QoL improvement for displaying GPU profiling information

Question

QoL improvement for displaying GPU profiling information

DBouma opened this issue 3 years ago · 5 comments

The problem

Currently if you want to display GPU timestamps in puffin, you are forced to open a stream and manually convert all your measured timings from GPU timeline to the associated CPU timeline. Since GPU work is always executed an arbitrary time after a submit call, we would either need to:
A: Wait on a fence before proceeding to the next frame to associate GPU timings with the current measured frame
B: Read back n frames back and display that into the current puffin frame
C: Modifying a previously written frame with the measured GPU timings

In case A, puffin displays the total CPU frame plus the time elapsed from cpu work submission to gpu work execution, along with the total GPU frame. While technically correct, this results in a total frame time that is significantly higher compared to the actual frame time of an app, which is not super useful for profiling a total frametime since work overlaps in reality. This is also not an option in general as this forces single buffering.

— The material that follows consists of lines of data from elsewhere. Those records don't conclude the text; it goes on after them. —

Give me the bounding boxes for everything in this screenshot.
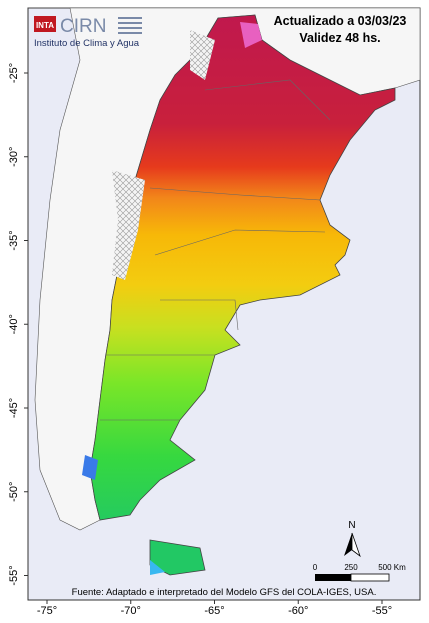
north-label: N xyxy=(348,520,355,531)
north-arrow xyxy=(351,532,361,558)
inta-logo xyxy=(34,16,56,32)
validity: Validez 48 hs. xyxy=(299,31,380,45)
lat-label: -30° xyxy=(8,147,20,167)
cirn-text: CIRN xyxy=(60,16,106,37)
andes-mask xyxy=(112,170,145,280)
update-date: Actualizado a 03/03/23 xyxy=(274,14,407,28)
province-borders xyxy=(100,79,331,421)
cold-spot xyxy=(82,455,98,480)
scale-bar xyxy=(350,573,390,582)
hot-spot xyxy=(240,22,262,48)
scale-bar xyxy=(315,574,351,581)
lat-label: -40° xyxy=(8,314,20,334)
north-arrow xyxy=(344,533,352,556)
scale-label: 250 xyxy=(344,563,358,572)
lon-label: -60° xyxy=(288,605,308,617)
lat-label: -25° xyxy=(8,63,20,83)
scale-label: 0 xyxy=(313,563,318,572)
lat-label: -45° xyxy=(8,398,20,418)
andes-mask xyxy=(190,30,215,80)
scale-label: 500 Km xyxy=(378,563,406,572)
lon-label: -70° xyxy=(121,605,141,617)
lat-label: -55° xyxy=(8,565,20,585)
inta-text: INTA xyxy=(36,21,54,30)
lat-label: -35° xyxy=(8,230,20,250)
source-note: Fuente: Adaptado e interpretado del Mode… xyxy=(72,587,377,598)
cold-spot xyxy=(150,560,165,575)
logo-subtitle: Instituto de Clima y Agua xyxy=(34,38,140,49)
lon-label: -55° xyxy=(372,605,392,617)
lat-label: -50° xyxy=(8,482,20,502)
lon-label: -75° xyxy=(37,605,57,617)
lon-label: -65° xyxy=(204,605,224,617)
logo-waves xyxy=(118,17,142,34)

In case B, puffin displays the measured frame n on the timeline before puffin's measured cpu frame times. This is also technically correct but again suffers from the same issue that case A has (total frame time not being super useful). However this allows for double/triple buffering without too much trouble.

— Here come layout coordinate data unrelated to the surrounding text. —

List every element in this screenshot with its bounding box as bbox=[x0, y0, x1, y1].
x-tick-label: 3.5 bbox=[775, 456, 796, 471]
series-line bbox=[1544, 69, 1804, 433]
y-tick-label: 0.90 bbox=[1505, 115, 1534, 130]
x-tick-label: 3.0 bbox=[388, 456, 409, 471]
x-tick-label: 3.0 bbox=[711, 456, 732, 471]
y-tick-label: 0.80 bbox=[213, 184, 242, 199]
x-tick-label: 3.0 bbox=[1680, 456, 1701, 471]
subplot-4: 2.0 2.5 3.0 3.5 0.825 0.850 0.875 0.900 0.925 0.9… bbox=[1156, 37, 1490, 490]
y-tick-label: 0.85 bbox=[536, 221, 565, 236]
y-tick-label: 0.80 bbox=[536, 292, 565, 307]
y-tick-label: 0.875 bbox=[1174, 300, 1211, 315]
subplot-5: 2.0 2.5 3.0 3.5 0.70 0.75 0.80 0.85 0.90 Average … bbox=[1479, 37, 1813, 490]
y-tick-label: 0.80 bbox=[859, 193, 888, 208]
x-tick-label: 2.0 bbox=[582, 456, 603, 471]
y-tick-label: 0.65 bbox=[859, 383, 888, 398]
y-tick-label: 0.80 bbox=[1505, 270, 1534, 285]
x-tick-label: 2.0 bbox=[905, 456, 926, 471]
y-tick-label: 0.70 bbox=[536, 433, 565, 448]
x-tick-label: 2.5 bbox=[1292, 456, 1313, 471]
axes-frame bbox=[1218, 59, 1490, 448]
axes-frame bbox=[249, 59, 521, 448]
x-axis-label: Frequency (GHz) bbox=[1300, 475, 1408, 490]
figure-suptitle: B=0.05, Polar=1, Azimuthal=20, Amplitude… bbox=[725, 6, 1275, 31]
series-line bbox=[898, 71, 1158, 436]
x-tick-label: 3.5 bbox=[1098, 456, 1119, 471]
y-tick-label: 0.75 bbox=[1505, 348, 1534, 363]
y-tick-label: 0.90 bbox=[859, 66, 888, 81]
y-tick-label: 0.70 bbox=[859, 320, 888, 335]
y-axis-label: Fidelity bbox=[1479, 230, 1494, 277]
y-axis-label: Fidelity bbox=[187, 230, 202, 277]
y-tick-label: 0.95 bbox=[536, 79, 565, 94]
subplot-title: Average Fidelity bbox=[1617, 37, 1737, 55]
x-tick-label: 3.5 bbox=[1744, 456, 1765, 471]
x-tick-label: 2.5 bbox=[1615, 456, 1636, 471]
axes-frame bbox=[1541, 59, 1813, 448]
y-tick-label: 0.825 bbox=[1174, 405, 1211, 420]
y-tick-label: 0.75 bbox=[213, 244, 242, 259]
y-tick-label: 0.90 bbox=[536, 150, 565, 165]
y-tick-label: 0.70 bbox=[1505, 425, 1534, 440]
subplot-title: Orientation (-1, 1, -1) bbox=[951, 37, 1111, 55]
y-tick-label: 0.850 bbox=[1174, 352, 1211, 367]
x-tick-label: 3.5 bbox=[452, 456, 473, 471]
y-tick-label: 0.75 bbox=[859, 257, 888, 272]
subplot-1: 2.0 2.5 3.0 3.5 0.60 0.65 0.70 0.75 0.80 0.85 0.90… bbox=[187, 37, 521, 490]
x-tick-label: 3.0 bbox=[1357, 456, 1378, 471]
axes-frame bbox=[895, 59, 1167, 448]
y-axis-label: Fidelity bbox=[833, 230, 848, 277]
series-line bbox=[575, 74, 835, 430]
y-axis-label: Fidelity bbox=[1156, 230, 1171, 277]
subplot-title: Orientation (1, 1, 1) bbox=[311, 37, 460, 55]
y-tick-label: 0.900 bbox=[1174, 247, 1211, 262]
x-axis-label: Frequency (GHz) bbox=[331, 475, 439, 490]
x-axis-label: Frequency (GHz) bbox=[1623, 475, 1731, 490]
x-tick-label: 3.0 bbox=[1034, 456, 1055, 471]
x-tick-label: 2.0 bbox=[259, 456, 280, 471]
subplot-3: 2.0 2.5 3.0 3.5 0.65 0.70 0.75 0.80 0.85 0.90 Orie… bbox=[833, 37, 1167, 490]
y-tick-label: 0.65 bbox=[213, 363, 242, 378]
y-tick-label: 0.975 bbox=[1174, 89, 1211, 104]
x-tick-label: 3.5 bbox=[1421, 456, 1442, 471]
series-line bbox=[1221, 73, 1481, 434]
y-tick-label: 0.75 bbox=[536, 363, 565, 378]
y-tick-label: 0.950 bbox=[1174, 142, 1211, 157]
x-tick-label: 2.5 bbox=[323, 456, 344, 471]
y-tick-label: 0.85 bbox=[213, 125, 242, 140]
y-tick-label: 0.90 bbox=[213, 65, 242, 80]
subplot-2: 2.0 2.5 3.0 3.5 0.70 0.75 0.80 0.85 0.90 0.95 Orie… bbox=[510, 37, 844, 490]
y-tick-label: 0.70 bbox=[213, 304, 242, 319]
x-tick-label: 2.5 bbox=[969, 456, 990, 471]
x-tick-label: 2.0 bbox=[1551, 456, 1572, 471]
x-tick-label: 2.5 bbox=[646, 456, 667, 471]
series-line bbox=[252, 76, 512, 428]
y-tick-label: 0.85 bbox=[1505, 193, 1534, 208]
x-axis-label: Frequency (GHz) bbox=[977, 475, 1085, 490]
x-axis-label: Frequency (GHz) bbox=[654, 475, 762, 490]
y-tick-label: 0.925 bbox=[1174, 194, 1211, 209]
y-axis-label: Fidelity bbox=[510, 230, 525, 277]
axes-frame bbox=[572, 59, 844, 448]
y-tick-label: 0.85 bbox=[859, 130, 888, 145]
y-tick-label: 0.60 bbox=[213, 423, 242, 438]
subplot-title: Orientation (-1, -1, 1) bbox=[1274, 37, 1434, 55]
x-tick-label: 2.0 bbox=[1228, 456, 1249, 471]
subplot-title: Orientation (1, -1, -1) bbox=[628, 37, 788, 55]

Case C is not something that we are using puffin for, since we use it for realtime visualization of CPU and GPU workloads. This could however be worked around with by allowing a frame visualization delay, but that would be a different Issue alltogether.

Suggestion

I believe puffin would greatly benefit from the ability to separate timelines. Currently it's separated per thread but still shares the same timeline, thus sharing the total execution time. But for GPU timings it makes more sense to be able to define a separate timeline that has it's own "frame time", while potentially still being able to associate CPU and GPU work.

Alternatives

We currently have a little workaround locally that shifts the measured GPU timings to the start of the current puffin frame, essentially working around the total frametime if needed. However this workaround is not ideal and does not give the correct context to where the GPU workload was fired off.

Answer 1 · 2022-01-25T09:15:23.000Z

I think this would be a great improvement! Possibly behind a feature toggle? If your gonna give this a shot and run into problems feel free to reach out and we can look at solutions together.

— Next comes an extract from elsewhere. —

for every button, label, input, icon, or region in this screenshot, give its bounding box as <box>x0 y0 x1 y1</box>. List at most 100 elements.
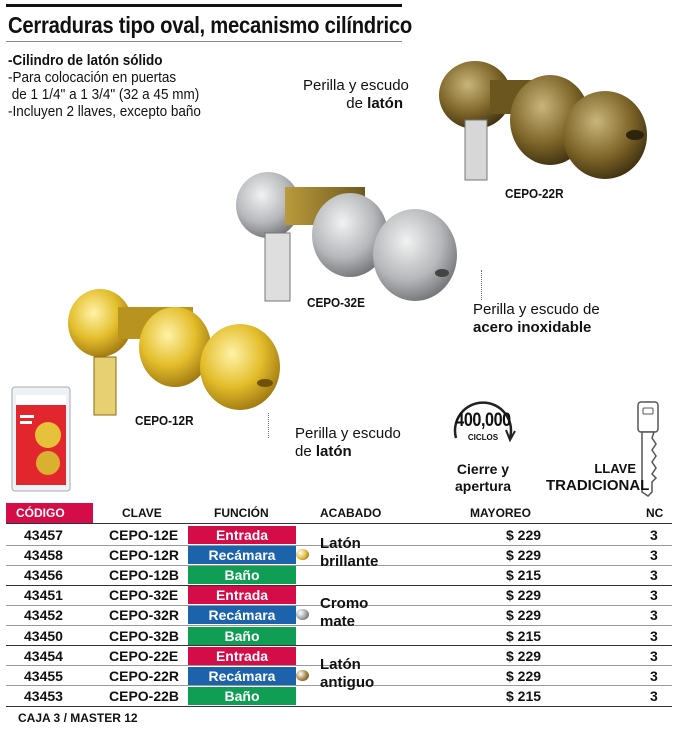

Answer 2 · 2022-01-25T09:47:25.000Z

One solution we discussed was to display a total duration "per thread" stream, ie. right after puffin::ThreadInfo::name. This will still poison the total frame times used in the "recent" and "slowest" frame view though, which appear to be much more complicated to untangle.

For recombining a CPU recording with the GPU timestamps we envision some small refactors to be able to take out the GlobalReporter (the FrameData with perhaps multiple streams it recorded) at the end of a frame and substitute it with a new/empty one. The stream will be held on to until the GPU frame is complete, at which point everything is translated and sent to a sink at once.

Finally, for mapping the GPU timeline to the CPU timeline we currently perform some improper tricks such as calling puffin::now_ns() at around the same time we "calibrate" the clock through the respective graphics APIs (not that it matters when GPU and CPU timelines are shifted to overlap). A better solution is to be able to map the CLOCK_MONOTONIC or QueryPerformanceCounter result from those graphics APIs to puffin::now_ns() directly, but even if we get access to puffins static value for std::time::UNIX_EPOCH.elapsed() there's no way to take the other raw value out of Instant::now().
Fortunately though it seems we can easily replace ThreadProfiler::now_ns with a custom function that returns CLOCK_MONOTONIC/QueryPerformanceCounter directly 😄

Answer 3 · 2022-01-25T14:13:46.000Z

We currently do the same trick with puffin::now_ns(). Would definitely be nice to replace that with something proper. A function that returns the clock seems like an easy solution.

I'm not too familiar with the code base yet but what your suggesting makes sense to me. @emilk Do you have any opinions around this?

Answer 4 · 2022-01-25T14:22:16.000Z

I'd implement the syscalls that feed Instant by hand (as mentioned above the underlying raw value is not available) in now_ns(), so that we have direct access to the raw value that matches what the graphics APIs provide.

Next we provide the UNIX start timestamp with the raw clock timestamp publicly to the user, they can then do the calculation and translate a GPU time with clock calibration to CLOCK_MONOTONIC/QueryPerformanceCounter from the graphics API first, then to puffin by adding the UNIX start time.

I can PR this if everyone agrees on this solution :)

Answer 5 · 2022-01-26T09:13:57.000Z

I believe puffin would greatly benefit from the ability to separate timelines. Currently it's separated per thread but still shares the same timeline, thus sharing the total execution time. But for GPU timings it makes more sense to be able to define a separate timeline that has it's own "frame time", while potentially still being able to associate CPU and GPU work.

If you want separate time-lines, then it sounds like you should just report CPU times and GPU times to two different places! Use puffin::GlobalReporter for the CPU time (for convenience with the macros), and then report GPU times into its own puffin::FrameView. When visualizing, use two separate puffin_egui::ProfilerUi 🤷‍♂️